The fast-tracked publication of coronavirus disease 2019 (COVID-19)-related meta-analytic evidence has undeniably facilitated rapid public health policymaking; however, concerns are mounting that this publication policy may compromise research quality and scientific integrity. To investigate this, we conducted a meta-research study systematically evaluating risk of bias (ROB), transparency, and reproducibility in pandemic-era meta-analyses synthesizing COVID-19-derived mental health problem epidemics. From 98 identified studies-including data from 18.6 million individuals across 94 countries-we observed significant ROBs in publication, with one new meta-analysis published approximately every 5 days at peak output. Despite apparent sample diversity, nearly half of participants were from China, and only 8.9% originated from less economically developed countries. Of these meta-analyses, a substantial proportion (70.6%) showed discrepancies between Preferred Reporting Items for Systematic Reviews and Meta-Analyses-guided reporting and actual research conducts, while 57.1% exhibited high methodological ROBs due to insufficient data sources and lack of sensitivity analysis. Alarmingly, none achieved full computational reproducibility, and fewer than one-fifth were fully replicable. Furthermore, neither publication in high-impact journals, citation performance, nor fast-track publication mode correlated with lower ROBs that we identified above. To address these limitations, we re-estimated global COVID-19-derived mental health epidemics using their individual participant data after minimizing identified ROBs. Our recalibrated meta-analytic findings provide more reliable benchmarks for understanding the pandemic's mental health impact. This study demonstrated that rigorous methodology and scientific integrity must remain central priorities-even under urgent, crisis-driven conditions-establishing a foundation for transparent, reproducible, and unbiased global mental health surveillance during public health emergencies.

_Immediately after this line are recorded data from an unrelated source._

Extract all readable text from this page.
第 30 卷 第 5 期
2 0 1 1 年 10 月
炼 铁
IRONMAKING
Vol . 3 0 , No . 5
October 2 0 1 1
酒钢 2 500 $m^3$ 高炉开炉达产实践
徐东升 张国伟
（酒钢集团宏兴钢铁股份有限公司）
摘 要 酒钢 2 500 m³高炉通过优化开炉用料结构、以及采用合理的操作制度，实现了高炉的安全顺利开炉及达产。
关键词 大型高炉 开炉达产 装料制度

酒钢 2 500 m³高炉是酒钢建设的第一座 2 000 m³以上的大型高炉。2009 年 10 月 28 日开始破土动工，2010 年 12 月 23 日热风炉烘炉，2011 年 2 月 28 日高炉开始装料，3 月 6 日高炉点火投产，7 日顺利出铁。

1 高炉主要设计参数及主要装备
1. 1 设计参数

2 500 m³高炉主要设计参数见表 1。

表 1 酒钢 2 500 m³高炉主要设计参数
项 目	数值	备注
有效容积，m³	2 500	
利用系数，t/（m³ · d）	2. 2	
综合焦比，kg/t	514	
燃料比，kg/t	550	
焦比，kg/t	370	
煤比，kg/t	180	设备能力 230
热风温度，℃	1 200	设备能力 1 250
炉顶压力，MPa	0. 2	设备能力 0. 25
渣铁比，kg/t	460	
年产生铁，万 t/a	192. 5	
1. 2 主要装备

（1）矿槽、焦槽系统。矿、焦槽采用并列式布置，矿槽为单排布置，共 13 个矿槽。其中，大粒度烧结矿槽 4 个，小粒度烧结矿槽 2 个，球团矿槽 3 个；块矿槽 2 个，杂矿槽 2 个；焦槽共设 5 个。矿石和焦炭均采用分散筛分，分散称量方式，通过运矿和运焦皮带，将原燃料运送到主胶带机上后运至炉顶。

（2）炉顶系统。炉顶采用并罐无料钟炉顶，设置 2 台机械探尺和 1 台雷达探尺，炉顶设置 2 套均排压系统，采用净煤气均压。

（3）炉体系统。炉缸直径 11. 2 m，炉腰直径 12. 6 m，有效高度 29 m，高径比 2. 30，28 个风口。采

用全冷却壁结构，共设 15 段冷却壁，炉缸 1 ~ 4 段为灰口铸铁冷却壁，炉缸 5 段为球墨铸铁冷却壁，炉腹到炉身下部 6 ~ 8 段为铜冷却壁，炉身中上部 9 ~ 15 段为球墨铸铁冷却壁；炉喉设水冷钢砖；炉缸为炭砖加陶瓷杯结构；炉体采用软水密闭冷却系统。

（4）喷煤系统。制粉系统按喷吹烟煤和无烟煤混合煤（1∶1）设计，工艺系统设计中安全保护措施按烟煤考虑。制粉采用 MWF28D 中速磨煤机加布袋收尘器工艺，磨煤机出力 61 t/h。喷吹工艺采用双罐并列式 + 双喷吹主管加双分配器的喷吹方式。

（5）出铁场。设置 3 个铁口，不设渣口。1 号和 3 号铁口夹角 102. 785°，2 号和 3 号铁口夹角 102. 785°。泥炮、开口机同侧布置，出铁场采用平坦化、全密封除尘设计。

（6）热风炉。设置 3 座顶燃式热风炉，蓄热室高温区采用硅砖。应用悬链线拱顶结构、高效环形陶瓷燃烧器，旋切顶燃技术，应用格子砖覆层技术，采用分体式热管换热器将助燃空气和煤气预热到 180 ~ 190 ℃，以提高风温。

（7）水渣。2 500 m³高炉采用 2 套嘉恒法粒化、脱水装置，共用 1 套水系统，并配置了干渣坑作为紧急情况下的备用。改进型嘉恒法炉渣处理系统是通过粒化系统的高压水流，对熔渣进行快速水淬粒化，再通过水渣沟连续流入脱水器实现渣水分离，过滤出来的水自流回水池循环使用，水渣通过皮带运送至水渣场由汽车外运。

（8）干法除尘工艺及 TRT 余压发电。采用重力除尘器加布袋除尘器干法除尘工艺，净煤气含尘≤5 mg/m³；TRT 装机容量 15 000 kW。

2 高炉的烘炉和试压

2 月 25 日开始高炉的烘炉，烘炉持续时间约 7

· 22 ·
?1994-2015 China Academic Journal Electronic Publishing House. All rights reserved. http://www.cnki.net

2019冠状病毒病大流行期间快速追踪出版物的荟萃分析证据存在偏倚风险和低可重复性。
不可否认,与2019冠状病毒病(COVID-19)相关的元分析证据的快速发表促进了快速的公共卫生政策制定;然而,越来越多的人担心,这种出版政策可能会损害研究质量和科学诚信。为了调查这一点,我们进行了一项荟萃研究,系统地评估了大流行时期综合covid -19衍生精神健康问题流行病的荟萃分析的偏倚风险(ROB)、透明度和可重复性。从98项已确定的研究(包括来自94个国家的1860万人的数据)中,我们观察到出版物中存在显著的罗伯现象,在高峰产出时大约每5天发表一项新的荟萃分析。尽管样本多样性明显,但近一半的参与者来自中国,只有8.9%的参与者来自经济欠发达国家。在这些荟萃分析中,很大一部分(70.6%)显示系统评价和荟萃分析指导报告的首选报告项目与实际研究行为之间存在差异,而57.1%由于数据源不足和缺乏敏感性分析而表现出较高的方法学罗伯。令人担忧的是,没有一个达到完全的计算可重复性,只有不到五分之一的研究是完全可复制的。此外,在高影响力期刊上发表论文、引用绩效和快速出版模式都与我们上面提到的较低的罗伯无关。为了解决这些局限性,我们在最大限度地减少已确定的罗伯后,使用个体参与者数据重新估计了全球covid -19衍生的心理健康流行病。我们重新校准的荟萃分析结果为了解大流行对心理健康的影响提供了更可靠的基准。这项研究表明,严格的方法和科学的完整性必须仍然是核心优先事项——即使在紧急的、危机驱动的条件下——为公共卫生紧急情况下透明、可重复和公正的全球精神卫生监测奠定基础。
本文章由计算机程序翻译,如有差异,请以英文原文为准。